Évidemment, il y a des exemples réussis de conversion au bio et d’agriculteurs qui ont de très bons rendements par ces techniques. Mais la généralisation de l’agriculture bio à très grande échelle est difficile. La faute à un élément chimique : l’azote.


Vers un maximum de 60% de bio à l’échelle mondiale ? 

L’azote permet la photosynthèse et représente donc la clé de tout système agricole. Il y a un cycle de l’azote avec les plantes de la même manière qu’il existe un cycle de l’eau : les plantes aspirent l’azote qui est contenu dans le sol pour grandir et se développer. Une fois la récolte effectuée, il faut donc renouveler le stock d’azote dans le sol si l’on veut pouvoir refaire pousser des plantes.

L’utilisation d’engrais azotés peut faire l’affaire, mais en agriculture biologique, il faut de l’azote naturel, c'est-à-dire du fumier ou du compost la plupart du temps.
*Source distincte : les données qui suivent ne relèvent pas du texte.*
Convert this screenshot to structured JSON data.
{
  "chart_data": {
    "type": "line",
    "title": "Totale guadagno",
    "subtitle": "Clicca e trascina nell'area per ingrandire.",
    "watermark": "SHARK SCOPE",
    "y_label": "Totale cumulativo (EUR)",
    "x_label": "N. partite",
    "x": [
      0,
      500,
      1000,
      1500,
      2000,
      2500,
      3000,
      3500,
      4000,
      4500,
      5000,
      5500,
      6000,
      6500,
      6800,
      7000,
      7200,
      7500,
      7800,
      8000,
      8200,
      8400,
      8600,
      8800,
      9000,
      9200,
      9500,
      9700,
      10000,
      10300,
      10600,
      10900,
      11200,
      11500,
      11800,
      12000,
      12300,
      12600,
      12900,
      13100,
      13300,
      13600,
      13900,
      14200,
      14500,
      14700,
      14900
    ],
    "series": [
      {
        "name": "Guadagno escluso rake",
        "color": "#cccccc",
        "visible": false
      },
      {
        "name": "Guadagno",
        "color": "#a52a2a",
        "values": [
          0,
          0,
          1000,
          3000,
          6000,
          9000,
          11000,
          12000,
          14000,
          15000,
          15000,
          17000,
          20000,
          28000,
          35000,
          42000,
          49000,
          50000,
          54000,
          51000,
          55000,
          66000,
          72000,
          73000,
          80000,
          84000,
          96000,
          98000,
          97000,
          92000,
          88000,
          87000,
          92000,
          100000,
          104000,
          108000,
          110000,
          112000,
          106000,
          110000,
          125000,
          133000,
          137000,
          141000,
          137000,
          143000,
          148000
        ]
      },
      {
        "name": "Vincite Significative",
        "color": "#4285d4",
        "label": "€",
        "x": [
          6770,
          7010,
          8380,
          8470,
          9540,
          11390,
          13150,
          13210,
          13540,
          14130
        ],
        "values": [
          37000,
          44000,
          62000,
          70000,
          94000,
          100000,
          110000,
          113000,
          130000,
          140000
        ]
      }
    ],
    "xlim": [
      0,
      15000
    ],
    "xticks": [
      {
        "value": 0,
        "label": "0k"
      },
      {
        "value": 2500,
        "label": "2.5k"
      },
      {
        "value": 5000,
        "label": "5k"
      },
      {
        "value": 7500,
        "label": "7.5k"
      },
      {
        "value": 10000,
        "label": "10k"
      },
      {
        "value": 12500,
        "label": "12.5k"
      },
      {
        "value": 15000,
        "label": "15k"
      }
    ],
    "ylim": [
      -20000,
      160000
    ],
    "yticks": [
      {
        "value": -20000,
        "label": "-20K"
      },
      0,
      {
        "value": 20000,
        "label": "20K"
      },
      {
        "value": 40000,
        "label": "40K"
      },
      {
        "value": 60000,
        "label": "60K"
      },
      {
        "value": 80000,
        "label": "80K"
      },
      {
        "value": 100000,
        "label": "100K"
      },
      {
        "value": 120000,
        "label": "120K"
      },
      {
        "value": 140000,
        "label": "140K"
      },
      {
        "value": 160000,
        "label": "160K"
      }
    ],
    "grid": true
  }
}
Et c'est là que ça devient compliqué car il faut réorganiser notre modèle. 

D'après les scientifiques, il faudrait rééquilibrer notre alimentation (donc manger moins, et moins de viande) ; ensuite rapprocher les élevages des cultures ; et enfin réduire le gaspillage afin de produire moins, mais mieux. 

Pourtant, même avec ces conditions, ils estiment qu’on ne pourrait pas atteindre plus de 60% de bio à l’échelle mondiale. Comment faire pour que les 40% restants ne viennent pas mettre en danger la biodiversité ? Il y a beaucoup de recherches sur le sujet, en particulier autour de la technologie (agriculture de précision) ou de l’agroécologie. 

La science pourrait aussi venir nous aider. Par exemple, récemment, des chercheurs français ont mis au point des cépages de vignes qui sont naturellement résistantes aux maladies comme le mildiou. De quoi se passer d'intrants chimiques. Encore une preuve que les solutions existent pour nous aider à préserver la planète.